Dans sa quête qui l’amène à traquer les traces de sentiments antijuifs, l’auteur remonte à l’enfance de Wagner et montre clairement que, en dépit de toutes les hypothèses relatives à Ludwig Geyer (second époux de sa mère), le compositeur n’avait aucune certitude absolue quant à l’identité réelle de son père et qu’il craignait peut-être d’avoir du sang juif. En ce qui regarde ses deux têtes de Turc dans « Das Judentum in des Musik » – Mendelssohn et Meyerbeer –, Nattiez met bien en relief les espoirs déçus du jeune compositeur qui en voulut grandement à ses illustres aînés de ne pas avoir contribué comme il le souhaitait à l’éclosion de son génie. En plus d’analyser avec beaucoup de finesse ce texte qu’il considère comme un « essai d’esthétique musicale » (p. 229), il nous fait prendre conscience que Wagner, en dénigrant l’aspect physique, la langue et la musique des Juifs, signe un des tout premiers textes « à faire la jonction entre le discours judéophobe en matière socio-économique [...] et le discours antisémite fondé sur les différences morphologiques et physiognomoniques des races » (p. 228). Plusieurs paragraphes sont enfin consacrés au sens et à la traduction du dernier mot du texte. À la fin de « La judéité dans la musique », Wagner écrit qu’une seule chose peut « assurer la rédemption de la malédiction qui pèse » (p. 586) sur les Juifs : « der Untergang ! » Plutôt que d’utiliser « anéantissement » ou « destruction », Nattiez préfère le mot « engloutissement », qui rend bien la nature polysémique du vocable allemand, établit un lien avec le finale du Vaisseau fantôme et renvoie à l’idée défendue par le compositeur : « l’autodéjudaïsation à laquelle Wagner exhorte les Juifs à œuvrer » (p. 214).
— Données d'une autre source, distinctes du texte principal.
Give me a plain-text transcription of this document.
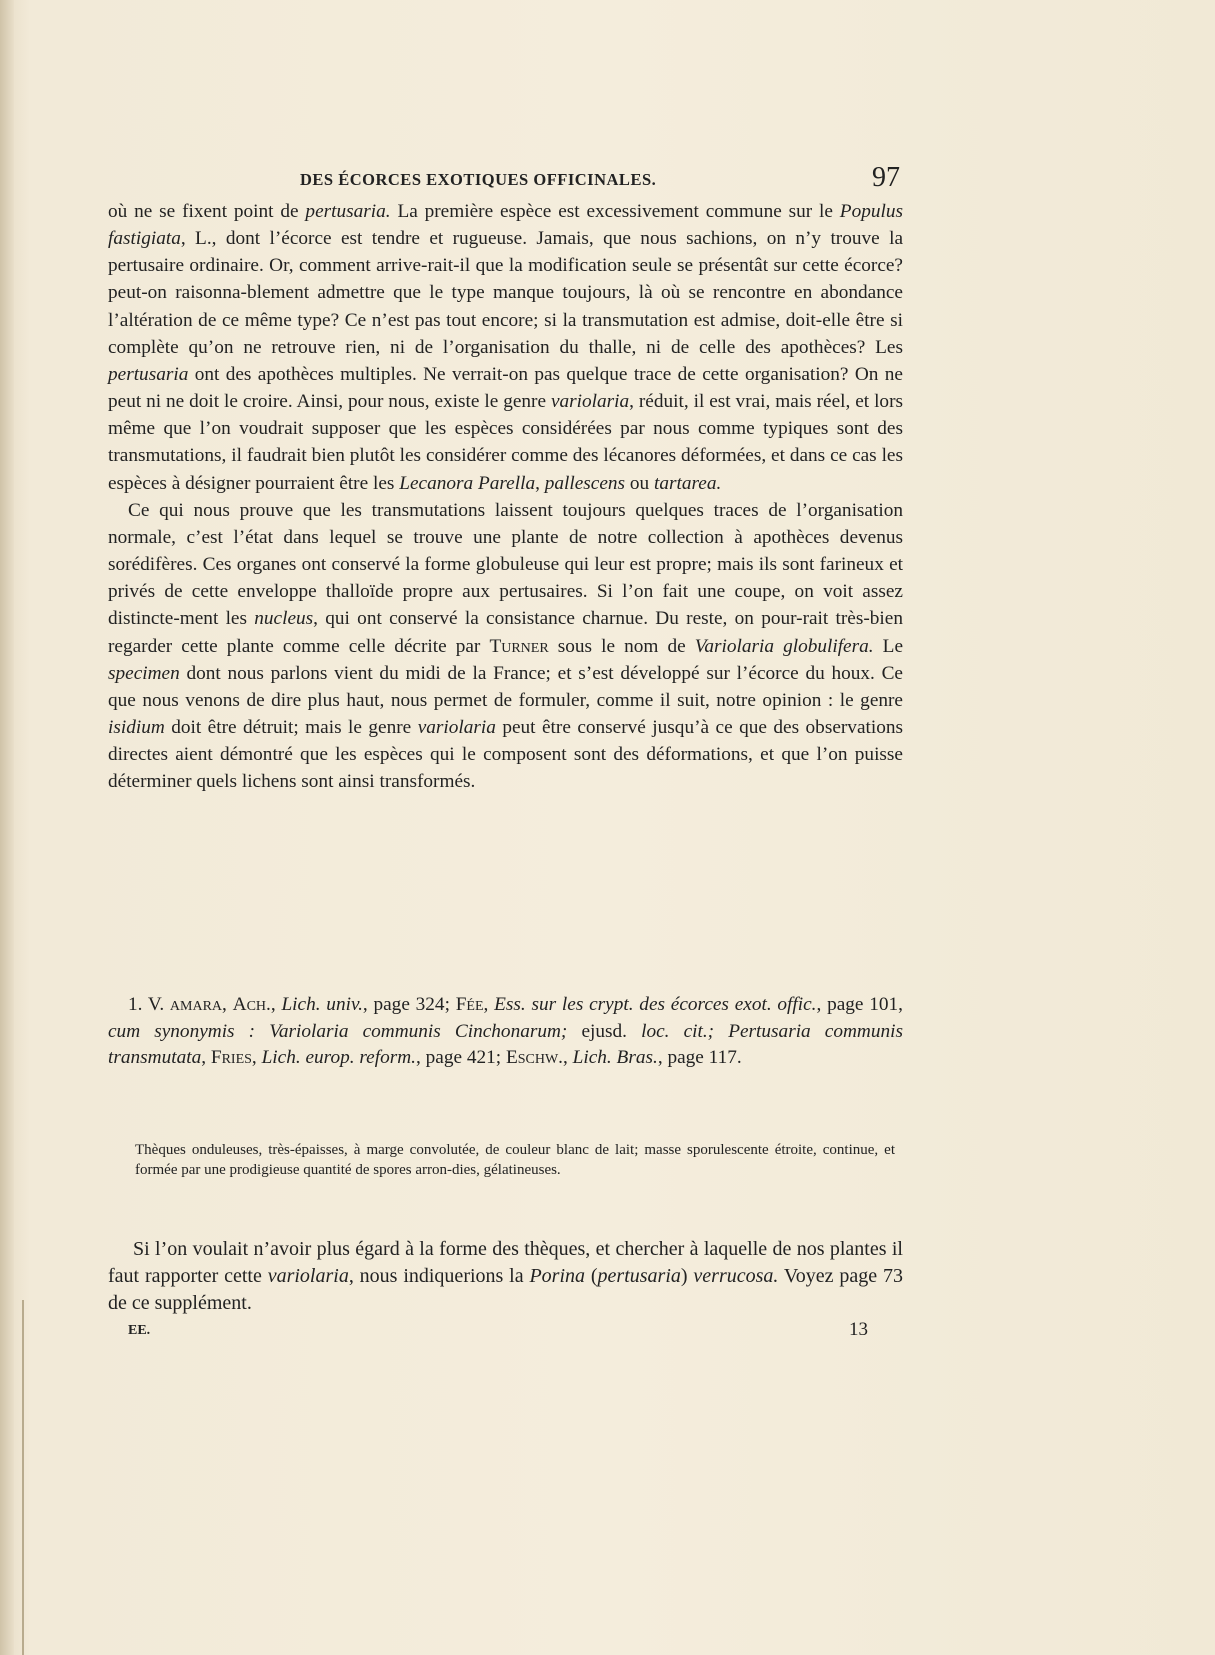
DES ÉCORCES EXOTIQUES OFFICINALES.	97

où ne se fixent point de pertusaria. La première espèce est excessivement commune sur le Populus fastigiata, L., dont l’écorce est tendre et rugueuse. Jamais, que nous sachions, on n’y trouve la pertusaire ordinaire. Or, comment arrive-rait-il que la modification seule se présentât sur cette écorce? peut-on raisonna-blement admettre que le type manque toujours, là où se rencontre en abondance l’altération de ce même type? Ce n’est pas tout encore; si la transmutation est admise, doit-elle être si complète qu’on ne retrouve rien, ni de l’organisation du thalle, ni de celle des apothèces? Les pertusaria ont des apothèces multiples. Ne verrait-on pas quelque trace de cette organisation? On ne peut ni ne doit le croire. Ainsi, pour nous, existe le genre variolaria, réduit, il est vrai, mais réel, et lors même que l’on voudrait supposer que les espèces considérées par nous comme typiques sont des transmutations, il faudrait bien plutôt les considérer comme des lécanores déformées, et dans ce cas les espèces à désigner pourraient être les Lecanora Parella, pallescens ou tartarea.

Ce qui nous prouve que les transmutations laissent toujours quelques traces de l’organisation normale, c’est l’état dans lequel se trouve une plante de notre collection à apothèces devenus sorédifères. Ces organes ont conservé la forme globuleuse qui leur est propre; mais ils sont farineux et privés de cette enveloppe thalloïde propre aux pertusaires. Si l’on fait une coupe, on voit assez distincte-ment les nucleus, qui ont conservé la consistance charnue. Du reste, on pour-rait très-bien regarder cette plante comme celle décrite par Turner sous le nom de Variolaria globulifera. Le specimen dont nous parlons vient du midi de la France; et s’est développé sur l’écorce du houx. Ce que nous venons de dire plus haut, nous permet de formuler, comme il suit, notre opinion : le genre isidium doit être détruit; mais le genre variolaria peut être conservé jusqu’à ce que des observations directes aient démontré que les espèces qui le composent sont des déformations, et que l’on puisse déterminer quels lichens sont ainsi transformés.

1. V. amara, Ach., Lich. univ., page 324; Fée, Ess. sur les crypt. des écorces exot. offic., page 101, cum synonymis : Variolaria communis Cinchonarum; ejusd. loc. cit.; Pertusaria communis transmutata, Fries, Lich. europ. reform., page 421; Eschw., Lich. Bras., page 117.

Thèques onduleuses, très-épaisses, à marge convolutée, de couleur blanc de lait; masse sporulescente étroite, continue, et formée par une prodigieuse quantité de spores arron-dies, gélatineuses.

Si l’on voulait n’avoir plus égard à la forme des thèques, et chercher à laquelle de nos plantes il faut rapporter cette variolaria, nous indiquerions la Porina (pertusaria) verrucosa. Voyez page 73 de ce supplément.

EE.	13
Une des grandes forces des chapitres passionnants consacrés aux opéras réside dans son examen minutieux des partitions et dans l’éclairage qu’il jette sur les citations de nombreux passages qui trouvent leur origine dans la musique juive, qu’elle soit de Mendelssohn, de Meyerbeer ou appartenant à la tradition religieuse. Preuve à l’appui, Nattiez nous convainc par exemple que la sérénade de Beckmesser, avec ses mélismes vocaux, est la caricature d’une musique de synagogue. Wagner fait d’ailleurs très souvent chanter le marqueur des Maîtres Chanteurs dans le suraigu, l’exposant à la stridence (voire aux défaillances) et évoquant les « gargouillements » et « geignements » qu’il associait aux Juifs. Un des interprètes célèbres du rôle à la fin du XIXe siècle fut d’ailleurs Fritz Friedrichs (et non Friedrich comme l’orthographie Nattiez), un chanteur à la technique pour le moins rudimentaire que Cosima engagea à partir de 1888 et qui disait sa partie plus qu’il ne la chantait véritablement. Ajoutons que, outre Beckmesser, Friedrichs chanta aussi à Bayreuth les rôles d’Alberich et de Klingsor, autres allégories de Juifs...
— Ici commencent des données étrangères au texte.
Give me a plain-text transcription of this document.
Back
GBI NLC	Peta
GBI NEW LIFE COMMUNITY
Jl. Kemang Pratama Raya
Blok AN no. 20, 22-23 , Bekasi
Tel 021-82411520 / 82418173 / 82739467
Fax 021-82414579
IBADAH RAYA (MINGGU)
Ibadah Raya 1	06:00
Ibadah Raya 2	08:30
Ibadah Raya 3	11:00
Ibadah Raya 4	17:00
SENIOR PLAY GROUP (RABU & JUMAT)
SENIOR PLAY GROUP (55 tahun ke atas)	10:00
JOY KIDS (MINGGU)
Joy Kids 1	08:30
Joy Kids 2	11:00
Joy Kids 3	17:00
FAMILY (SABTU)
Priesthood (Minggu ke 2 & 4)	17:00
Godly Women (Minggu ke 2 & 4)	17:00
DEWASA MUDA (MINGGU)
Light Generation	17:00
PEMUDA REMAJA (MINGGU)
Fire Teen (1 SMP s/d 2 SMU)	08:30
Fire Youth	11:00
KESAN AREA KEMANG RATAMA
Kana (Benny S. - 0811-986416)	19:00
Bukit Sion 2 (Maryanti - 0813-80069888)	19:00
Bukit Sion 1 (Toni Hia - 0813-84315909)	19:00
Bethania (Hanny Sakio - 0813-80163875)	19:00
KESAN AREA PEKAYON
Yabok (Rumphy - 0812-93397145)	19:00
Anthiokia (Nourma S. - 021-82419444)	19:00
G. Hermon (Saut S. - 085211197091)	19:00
Les chapitres portant sur les années 1869-1883 voient Wagner rééditer « La judéité dans la musique » quelques mois à peine après la création des Maîtres Chanteurs, puis (alors que l’antisémitisme s’est considérablement accru depuis le krach boursier de 1873) refuser de signer une pétition antisémite en 1880 afin de ne pas s’aliéner la très importante frange juive de son public... Pendant ce temps il travaille à Parsifal, sublime chef-d’œuvre mais qui annonce « une ère nouvelle où l’hybridité des races a disparu » (p. 453), aboutissement logique du Crépuscule des dieux, qui s’achevait avec la promesse d’un retour à l’état de nature (p. 472). Par ailleurs, Nattiez insiste à juste titre sur le fait que Wagner situe le domaine des chevaliers du Graal à Montsalvat (apparenté au nord de l’Espagne gothique) et que le château de Klingsor regarde vers l’Espagne arabe, d’où il déduit que l’œuvre fait « allusion à l’entreprise d’expulsion des Juifs d’Espagne, décrétée en 1492 par l’Inquisition espagnole » (p. 446).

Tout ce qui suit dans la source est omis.